Nous finîmes par prendre la direction du sud-est pour retrouver la mer et arrivâmes dans les plaines fertiles qui s’étendent au pied de l’Etna. Cette terre appartenait à l’État et était administrée pour le compte du Trésor public romain par une société de collection d’impôts qui louait les parcelles à des fermiers. La première fois que Cicéron était venu sur l’île, les plaines de Leontini constituaient le grenier de Rome. Mais nous cheminions à présent parmi des fermes désertes et des champs gris, abandonnés, ponctués de colonnes de fumée brune signalant les endroits où vivaient les anciens fermiers désormais sans abri.
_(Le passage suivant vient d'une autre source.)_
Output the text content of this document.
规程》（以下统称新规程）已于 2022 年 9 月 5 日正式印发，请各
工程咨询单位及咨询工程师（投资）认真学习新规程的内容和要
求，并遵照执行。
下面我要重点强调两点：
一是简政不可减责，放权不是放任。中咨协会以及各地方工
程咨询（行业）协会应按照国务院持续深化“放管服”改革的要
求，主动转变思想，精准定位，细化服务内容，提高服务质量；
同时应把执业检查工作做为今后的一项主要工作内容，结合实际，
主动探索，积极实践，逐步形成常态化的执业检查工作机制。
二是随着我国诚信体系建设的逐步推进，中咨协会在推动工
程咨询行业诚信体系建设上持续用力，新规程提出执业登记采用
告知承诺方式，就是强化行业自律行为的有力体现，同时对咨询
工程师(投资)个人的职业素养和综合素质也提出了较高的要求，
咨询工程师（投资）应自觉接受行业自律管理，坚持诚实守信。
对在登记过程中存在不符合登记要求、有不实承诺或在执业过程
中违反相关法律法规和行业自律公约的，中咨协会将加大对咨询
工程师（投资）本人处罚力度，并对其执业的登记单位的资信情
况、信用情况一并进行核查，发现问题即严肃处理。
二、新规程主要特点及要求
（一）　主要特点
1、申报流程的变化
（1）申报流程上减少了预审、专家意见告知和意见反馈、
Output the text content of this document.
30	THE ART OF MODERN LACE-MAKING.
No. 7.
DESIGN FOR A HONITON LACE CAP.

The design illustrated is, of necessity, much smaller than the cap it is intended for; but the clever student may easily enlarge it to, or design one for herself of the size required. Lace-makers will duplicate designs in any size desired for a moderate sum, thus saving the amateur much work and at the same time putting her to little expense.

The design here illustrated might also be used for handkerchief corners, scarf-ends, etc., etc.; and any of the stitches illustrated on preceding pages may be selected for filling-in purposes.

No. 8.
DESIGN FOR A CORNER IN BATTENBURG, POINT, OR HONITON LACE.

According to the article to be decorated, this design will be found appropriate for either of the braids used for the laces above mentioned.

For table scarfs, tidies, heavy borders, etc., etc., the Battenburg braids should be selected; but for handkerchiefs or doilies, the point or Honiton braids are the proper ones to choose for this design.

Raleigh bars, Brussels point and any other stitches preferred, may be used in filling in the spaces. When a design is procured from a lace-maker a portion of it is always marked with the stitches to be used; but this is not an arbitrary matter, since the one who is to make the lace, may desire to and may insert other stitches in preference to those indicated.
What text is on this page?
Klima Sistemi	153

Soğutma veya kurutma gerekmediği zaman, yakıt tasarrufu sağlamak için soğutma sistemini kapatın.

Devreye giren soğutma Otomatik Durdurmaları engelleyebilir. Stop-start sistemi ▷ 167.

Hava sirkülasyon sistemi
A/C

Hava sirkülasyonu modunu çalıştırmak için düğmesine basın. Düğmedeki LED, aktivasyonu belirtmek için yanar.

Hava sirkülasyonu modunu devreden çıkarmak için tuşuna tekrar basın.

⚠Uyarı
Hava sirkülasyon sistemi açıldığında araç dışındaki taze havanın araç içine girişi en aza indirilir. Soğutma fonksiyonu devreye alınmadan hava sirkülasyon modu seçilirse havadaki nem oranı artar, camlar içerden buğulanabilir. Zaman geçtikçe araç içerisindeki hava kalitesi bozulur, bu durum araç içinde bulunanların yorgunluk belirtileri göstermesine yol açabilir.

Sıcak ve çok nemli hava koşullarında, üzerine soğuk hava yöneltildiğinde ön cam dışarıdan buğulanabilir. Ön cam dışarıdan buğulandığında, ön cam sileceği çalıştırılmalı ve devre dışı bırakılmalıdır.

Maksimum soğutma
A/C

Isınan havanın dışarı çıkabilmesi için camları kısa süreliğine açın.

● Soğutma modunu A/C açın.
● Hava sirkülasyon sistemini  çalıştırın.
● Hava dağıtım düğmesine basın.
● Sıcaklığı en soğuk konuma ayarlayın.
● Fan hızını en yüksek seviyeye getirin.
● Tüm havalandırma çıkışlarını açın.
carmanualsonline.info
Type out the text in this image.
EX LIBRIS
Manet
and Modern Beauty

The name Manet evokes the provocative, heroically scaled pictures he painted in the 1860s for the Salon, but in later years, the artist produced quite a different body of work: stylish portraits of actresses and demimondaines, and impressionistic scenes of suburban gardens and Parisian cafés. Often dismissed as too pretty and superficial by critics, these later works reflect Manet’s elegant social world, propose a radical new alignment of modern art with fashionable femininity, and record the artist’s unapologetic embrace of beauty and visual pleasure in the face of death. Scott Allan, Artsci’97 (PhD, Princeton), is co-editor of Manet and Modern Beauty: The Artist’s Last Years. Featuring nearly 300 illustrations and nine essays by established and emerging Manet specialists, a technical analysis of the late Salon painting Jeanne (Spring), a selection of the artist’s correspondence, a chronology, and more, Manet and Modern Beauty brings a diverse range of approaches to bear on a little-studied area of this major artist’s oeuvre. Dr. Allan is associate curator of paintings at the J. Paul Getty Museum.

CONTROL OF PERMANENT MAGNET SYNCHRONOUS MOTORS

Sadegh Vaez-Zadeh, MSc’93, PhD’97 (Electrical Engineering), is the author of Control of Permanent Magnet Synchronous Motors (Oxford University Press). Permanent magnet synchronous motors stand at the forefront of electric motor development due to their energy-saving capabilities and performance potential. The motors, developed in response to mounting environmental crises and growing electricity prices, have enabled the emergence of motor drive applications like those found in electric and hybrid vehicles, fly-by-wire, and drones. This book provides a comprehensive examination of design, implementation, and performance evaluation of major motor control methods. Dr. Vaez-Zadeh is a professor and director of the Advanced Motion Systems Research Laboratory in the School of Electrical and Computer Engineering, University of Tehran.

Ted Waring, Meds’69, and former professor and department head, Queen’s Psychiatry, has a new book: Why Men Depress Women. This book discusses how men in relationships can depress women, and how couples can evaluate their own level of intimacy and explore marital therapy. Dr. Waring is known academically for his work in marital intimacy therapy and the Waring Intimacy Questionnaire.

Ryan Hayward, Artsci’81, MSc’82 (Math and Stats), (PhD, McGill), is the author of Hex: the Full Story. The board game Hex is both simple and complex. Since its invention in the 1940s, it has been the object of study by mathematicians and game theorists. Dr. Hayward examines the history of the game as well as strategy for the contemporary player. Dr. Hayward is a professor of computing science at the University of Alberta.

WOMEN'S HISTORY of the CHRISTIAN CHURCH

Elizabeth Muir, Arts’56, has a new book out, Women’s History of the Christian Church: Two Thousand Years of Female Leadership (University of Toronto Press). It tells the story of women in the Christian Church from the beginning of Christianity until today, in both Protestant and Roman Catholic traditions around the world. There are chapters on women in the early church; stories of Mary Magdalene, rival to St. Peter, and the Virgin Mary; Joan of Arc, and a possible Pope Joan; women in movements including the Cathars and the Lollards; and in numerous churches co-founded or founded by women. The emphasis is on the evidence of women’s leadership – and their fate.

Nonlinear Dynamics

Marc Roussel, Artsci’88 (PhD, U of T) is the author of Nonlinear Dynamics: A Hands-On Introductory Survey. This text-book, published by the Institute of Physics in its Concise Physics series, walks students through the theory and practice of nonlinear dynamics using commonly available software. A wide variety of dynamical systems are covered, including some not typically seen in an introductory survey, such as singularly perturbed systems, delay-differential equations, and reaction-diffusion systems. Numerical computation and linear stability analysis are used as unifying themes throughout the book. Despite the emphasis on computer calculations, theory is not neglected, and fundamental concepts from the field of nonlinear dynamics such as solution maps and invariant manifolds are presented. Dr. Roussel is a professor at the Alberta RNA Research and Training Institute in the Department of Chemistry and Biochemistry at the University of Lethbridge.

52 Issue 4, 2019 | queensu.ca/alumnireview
Verres et ses amis de la collecte des impôts avaient écume la région comme une armée de pillards, réquisitionnant récoltes et troupeaux pour une fraction de leur valeur réelle et augmentant les fermages bien au-delà de ce que la plupart pouvaient payer. Un fermier qui avait osé se plaindre, Nymphodorus de Centuripae, avait été arrêté par Apronius, le percepteur de Verres chargé de collecter la dîme, et pendu à un olivier sur la place du marché d’Etna. De tels récits mettaient Cicéron en rage et le poussaient à fournir de nouveaux efforts. Je repense encore avec tendresse à ce monsieur des plus urbains, la toge remontée aux genoux, ses beaux souliers rouges à la main, son mandat dans l’autre, foulant avec délicatesse les champs boueux sous une pluie battante pour prendre le témoignage d’un fermier à sa charrue. Lorsque nous arrivâmes enfin à Syracuse, après plus de trente jours d’un voyage ardu à travers la province, nous avions réuni les dépositions de près de deux cents témoins.
Syracuse est de loin la plus grande et la plus belle cité de l’île. Il s’agit en fait de quatre villes fondues en une seule. Trois d’entre elles — Achradine, Tycha et Neapolis — se sont étendues le long du port et, au centre de cette grande baie naturelle, se dresse la quatrième agglomération, connue sous le simple nom d’îlot. Elle servait traditionnellement de siège royal, et était reliée aux trois autres par un pont. C’est dans cette cité fortifiée à l’intérieur de la cité, interdite la nuit aux Siciliens, que loge le gouverneur romain, dans un palais proche des grands temples de Diane et de Minerve. La rumeur voulait que Syracuse soit, juste derrière Messana, la ville la plus loyale envers Verres — pour lequel son sénat venait même de voter un panégyrique —, aussi avions-nous craint une réception hostile. En fait, ce fut tout le contraire. Sa réputation d’homme honnête et diligent avait précédé l’arrivée de Cicéron, et nous franchîmes la porte Agrigentine escortés par une foule de citoyens enthousiastes. (L’une des raisons de la popularité de Cicéron était aussi que, lorsqu’il était jeune magistrat, il avait retrouvé dans le cimetière municipal envahi par la végétation la tombe oubliée, vieille de cent trente ans, du mathématicien Archimède, le plus grand homme de l’histoire de Syracuse. Comme d’habitude, il avait lu quelque part que figuraient sur cette tombe un cylindre et une sphère, aussi, dès qu’il avait repéré le monument, avait-il payé quelqu’un pour dégager herbes et ronces. Il avait ensuite passé de nombreuses heures près de cette tombe, à méditer sur l’aspect éphémère de la gloire humaine. Sa générosité et son respect n’avaient pas été oubliés par la population locale.)